Jam or Peanut Butter
I'm sitting here just baffled at how long my weekend seemed. I wonder if it's because it was jam-packed full of stuff, or is it more like I was trudging through peanut butter? My perception of time has really gone out the window - I find it hard to see that there was only one day between Friday night and Sunday.
I think the real reason why it seemed like such a long period of time is because I went through a full range of emotions. God's been doing a real number on my soul, mainly using the illustration of a Vision given in Rick Joyner's Final Quest. In this Vision (I capitalize Vision b/c it's the name of the 2-book compilation I'm reading), Rick visits the Judgment Seat of Christ, and is brought to realize the deception he's been living, and is revealed the darkness of his own soul. It's very sobering b/c I chose to enter into this place as he was describing the Vision. And, over these last few days, I've been brought very low.
Yet, there is hope! Jesus is the Redeemer. He has redeemed me - yay, all of us - from the darkness of the soul. He continues to remind me that He sees all of the darkness in my soul - even that which I don't see (it's worse than I suspect!!); but, He still calls me Righteous... Beloved, because His Blood has paid the price - has wiped away all sin.
Even though, I live in this duality, He sees the final purified me over top of this dark soul that I see now. And, even though I can still see the darkness of myself, I am choosing to live by faith in what He says, instead of by what I see. I AM redeemed, I AM His Beloved.
My mind has yet to fully grasp this Truth, or maybe it has yet to take root in my heart... I actually feel like a complete wacko! Because I am self-aware, I can see the two different lives, yet, I am still just one man. I hope I can't be traced from this post by a shrink, or they may send the men in white coats after me!! That may not be a completely bad thing, tho... I hear they place you in a padded room with a new jacket that lets you hug yourself all the time (lol)!
6 Comments:
I got interested to read these visions.but where is Jesus living now?I really want to know it one day & also see him & have a speech with him.(by the way I love PEANUT BUTTER!!!!!!!)
Peanut Butter is one of God's greatest creations!! I am amazed at what tastes good with it! So far, I've found it works with the following:
Jam
Honey
Banana
Apple
Cheese
Miracle Whip or Mayo
Onion
Let me know if there's anything else that it works with, I'm eager to try it out!
Wow ! it sounds great,man!although I'm famous for mixing every thing together,but I'd never eat peanut butter with all these stuffs.well,the onion is really interesting!anyway,whenever I found a new compound I will write it in your daily post's comments.Hitherto I had eat it just with every kind of bread!
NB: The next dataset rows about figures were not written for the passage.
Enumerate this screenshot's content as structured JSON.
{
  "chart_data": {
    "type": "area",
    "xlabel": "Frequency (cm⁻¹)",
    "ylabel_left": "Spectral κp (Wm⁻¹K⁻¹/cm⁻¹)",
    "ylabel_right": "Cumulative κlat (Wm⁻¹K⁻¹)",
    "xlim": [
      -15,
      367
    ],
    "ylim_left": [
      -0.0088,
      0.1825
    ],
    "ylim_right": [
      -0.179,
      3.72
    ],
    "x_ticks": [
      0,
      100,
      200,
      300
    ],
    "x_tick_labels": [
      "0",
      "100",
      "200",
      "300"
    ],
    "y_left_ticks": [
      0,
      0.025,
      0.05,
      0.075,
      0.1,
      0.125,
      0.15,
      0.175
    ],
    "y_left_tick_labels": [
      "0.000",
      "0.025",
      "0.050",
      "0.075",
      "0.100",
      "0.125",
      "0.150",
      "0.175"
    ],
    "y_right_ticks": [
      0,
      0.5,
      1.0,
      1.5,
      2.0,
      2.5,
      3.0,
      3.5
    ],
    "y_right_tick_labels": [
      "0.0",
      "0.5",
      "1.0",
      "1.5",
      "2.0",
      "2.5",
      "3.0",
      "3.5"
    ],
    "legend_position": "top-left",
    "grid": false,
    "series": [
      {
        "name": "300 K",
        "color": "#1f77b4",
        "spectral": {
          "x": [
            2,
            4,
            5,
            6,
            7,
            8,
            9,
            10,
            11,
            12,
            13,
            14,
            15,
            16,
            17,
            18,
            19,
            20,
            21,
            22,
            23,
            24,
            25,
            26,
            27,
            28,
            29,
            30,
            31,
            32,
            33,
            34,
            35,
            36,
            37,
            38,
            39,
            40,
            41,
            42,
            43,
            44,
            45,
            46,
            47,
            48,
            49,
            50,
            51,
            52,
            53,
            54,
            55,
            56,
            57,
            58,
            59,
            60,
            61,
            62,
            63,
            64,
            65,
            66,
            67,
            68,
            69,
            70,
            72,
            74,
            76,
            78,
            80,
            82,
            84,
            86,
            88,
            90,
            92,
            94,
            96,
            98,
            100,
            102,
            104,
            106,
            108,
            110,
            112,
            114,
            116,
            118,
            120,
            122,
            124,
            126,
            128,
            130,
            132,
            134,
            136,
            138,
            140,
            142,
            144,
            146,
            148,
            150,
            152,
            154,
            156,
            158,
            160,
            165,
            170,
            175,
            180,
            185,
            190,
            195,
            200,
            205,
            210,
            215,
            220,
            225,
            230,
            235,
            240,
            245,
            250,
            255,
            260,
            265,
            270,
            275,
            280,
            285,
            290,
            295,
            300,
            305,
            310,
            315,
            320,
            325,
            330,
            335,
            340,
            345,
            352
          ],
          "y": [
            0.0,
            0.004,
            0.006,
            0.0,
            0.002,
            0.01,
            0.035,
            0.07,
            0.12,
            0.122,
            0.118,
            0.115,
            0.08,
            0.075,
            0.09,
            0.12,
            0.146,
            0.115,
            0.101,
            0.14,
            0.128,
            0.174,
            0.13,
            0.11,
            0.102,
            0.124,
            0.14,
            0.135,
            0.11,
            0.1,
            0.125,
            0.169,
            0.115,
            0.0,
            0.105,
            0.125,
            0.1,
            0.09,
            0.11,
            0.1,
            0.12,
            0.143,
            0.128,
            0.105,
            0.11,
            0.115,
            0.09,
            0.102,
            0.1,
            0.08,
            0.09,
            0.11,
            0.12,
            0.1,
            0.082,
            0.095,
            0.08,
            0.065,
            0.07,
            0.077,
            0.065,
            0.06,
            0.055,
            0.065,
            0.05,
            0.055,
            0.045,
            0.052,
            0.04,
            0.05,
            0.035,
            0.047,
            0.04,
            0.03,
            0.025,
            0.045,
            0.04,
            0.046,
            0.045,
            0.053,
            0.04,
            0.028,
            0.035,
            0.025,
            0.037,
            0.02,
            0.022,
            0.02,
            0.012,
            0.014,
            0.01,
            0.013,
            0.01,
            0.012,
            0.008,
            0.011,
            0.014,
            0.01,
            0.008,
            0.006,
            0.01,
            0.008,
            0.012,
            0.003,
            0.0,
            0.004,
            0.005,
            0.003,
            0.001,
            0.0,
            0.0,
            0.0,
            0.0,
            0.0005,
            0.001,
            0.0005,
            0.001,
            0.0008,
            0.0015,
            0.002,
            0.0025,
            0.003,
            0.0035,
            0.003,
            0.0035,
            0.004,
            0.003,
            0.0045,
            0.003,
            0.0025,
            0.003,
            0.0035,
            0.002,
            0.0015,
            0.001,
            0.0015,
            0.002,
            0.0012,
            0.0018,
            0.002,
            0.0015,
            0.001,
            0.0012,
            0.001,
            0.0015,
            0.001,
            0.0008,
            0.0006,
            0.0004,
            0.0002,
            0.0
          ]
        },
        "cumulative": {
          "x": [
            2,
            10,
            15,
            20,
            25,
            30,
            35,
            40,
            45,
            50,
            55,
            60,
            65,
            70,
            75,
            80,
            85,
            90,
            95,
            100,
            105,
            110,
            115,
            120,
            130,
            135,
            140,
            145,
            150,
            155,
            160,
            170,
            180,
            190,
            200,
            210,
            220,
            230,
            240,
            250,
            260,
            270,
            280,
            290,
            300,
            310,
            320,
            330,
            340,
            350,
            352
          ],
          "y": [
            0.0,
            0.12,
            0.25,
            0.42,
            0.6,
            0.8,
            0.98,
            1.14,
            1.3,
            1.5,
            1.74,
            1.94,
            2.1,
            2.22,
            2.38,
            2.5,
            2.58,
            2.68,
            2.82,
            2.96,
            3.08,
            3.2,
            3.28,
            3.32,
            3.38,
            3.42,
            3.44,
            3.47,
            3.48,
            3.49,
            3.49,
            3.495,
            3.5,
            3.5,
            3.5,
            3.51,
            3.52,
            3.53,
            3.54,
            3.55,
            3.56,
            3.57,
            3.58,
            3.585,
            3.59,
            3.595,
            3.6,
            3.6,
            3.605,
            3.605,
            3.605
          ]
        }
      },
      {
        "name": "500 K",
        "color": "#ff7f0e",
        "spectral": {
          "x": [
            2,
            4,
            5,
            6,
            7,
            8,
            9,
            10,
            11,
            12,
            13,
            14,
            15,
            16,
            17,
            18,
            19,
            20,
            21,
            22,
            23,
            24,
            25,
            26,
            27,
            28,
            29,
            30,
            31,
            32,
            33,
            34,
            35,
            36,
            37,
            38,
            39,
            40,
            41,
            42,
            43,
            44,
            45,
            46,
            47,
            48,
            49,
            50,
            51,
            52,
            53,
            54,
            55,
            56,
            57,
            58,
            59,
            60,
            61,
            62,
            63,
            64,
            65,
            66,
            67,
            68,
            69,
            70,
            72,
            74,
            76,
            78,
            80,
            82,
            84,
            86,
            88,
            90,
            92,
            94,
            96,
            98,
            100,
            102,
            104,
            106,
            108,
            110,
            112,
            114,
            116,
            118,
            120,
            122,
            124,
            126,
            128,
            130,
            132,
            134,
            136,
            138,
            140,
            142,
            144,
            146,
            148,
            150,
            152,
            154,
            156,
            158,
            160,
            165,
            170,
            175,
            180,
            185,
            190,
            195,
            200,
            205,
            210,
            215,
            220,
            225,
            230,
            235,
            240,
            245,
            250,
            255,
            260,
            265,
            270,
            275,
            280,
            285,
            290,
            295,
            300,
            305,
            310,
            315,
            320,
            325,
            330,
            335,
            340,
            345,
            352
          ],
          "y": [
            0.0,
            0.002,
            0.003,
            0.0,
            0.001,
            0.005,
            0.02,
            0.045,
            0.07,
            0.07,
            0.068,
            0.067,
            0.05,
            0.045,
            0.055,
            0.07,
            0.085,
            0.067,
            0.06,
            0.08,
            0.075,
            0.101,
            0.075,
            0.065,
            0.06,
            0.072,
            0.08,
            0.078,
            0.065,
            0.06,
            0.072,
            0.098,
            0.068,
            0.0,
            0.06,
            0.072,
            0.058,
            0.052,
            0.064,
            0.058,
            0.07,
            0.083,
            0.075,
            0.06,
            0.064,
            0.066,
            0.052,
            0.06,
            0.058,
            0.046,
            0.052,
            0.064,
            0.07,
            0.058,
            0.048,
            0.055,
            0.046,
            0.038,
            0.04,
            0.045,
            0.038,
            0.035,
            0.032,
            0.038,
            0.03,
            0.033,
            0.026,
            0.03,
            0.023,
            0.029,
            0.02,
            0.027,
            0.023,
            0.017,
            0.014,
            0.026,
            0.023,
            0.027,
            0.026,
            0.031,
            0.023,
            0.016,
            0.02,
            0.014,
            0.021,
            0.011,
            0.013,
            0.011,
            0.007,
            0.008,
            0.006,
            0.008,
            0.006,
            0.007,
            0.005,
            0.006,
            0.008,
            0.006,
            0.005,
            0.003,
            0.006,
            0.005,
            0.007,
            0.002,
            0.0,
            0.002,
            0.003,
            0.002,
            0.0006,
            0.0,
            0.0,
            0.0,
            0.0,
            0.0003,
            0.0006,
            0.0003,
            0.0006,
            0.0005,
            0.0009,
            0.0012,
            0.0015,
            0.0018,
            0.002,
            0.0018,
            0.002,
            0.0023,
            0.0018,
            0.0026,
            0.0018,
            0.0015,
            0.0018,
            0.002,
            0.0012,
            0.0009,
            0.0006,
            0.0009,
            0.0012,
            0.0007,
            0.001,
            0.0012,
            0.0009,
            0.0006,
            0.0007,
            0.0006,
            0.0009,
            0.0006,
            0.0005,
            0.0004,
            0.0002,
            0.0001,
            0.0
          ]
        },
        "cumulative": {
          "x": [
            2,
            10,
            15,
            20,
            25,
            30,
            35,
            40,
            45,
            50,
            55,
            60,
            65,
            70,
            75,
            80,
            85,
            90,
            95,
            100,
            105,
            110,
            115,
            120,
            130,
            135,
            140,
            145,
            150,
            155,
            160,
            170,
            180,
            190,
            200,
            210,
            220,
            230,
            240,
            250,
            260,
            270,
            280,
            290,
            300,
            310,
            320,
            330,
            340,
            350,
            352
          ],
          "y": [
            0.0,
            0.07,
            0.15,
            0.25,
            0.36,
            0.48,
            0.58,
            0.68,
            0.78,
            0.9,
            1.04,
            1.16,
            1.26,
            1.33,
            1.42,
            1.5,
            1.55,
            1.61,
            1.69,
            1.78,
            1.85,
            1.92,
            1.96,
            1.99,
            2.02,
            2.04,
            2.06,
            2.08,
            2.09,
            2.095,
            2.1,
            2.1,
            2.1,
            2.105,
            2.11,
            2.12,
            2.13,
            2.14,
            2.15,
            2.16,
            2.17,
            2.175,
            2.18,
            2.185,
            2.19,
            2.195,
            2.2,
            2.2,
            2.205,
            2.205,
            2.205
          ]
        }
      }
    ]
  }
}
Yeah - bread is great! One of my favorite snacks is PB & Miracle Whip rolled up in some faltbread!
try spreading it on celery...yummmmy....and J knock knock..YOUR ROOM IS READY!!!!!!!!!! just kidding...Lee has a famous quote too.."we are ALL things" so ya you are feeling split...but your not....we are one...and when you learn to feel integrated as "self" it all flows together without judgment..we are ALL things...what we choose to live loudest and share with the world is is an expression of part of our being...but we have other parts..our fears, our "evil" thoughts...our shame...but I have come to understand that when I feel congruent is when I am honest with myself and live my best truth..outwardly and inwardly. accepting all aspects of me, allows me to JUST BE!! Remembering that we are all "a work in progress"....amen...M
I love the way you word your thoughts, here, M (are you the one who gives 007 his missions? LOL). I think the desparity I'm feeling now, is from expressing a part of myself in the wrong time. It is true, we are ALL things - God created us to be who we are. I think you mentioned in a "Come Down!" comment that sin could be thought of as choosing something you know doesn't lead to our greatest good; yet, even then God uses these opportunities to Redeem us... to lead us into unity with Himself.
There is no end to His redemptive strategy. Just as Paul (and Lee) said he was ALL things, he also says that God works out everything for our Good.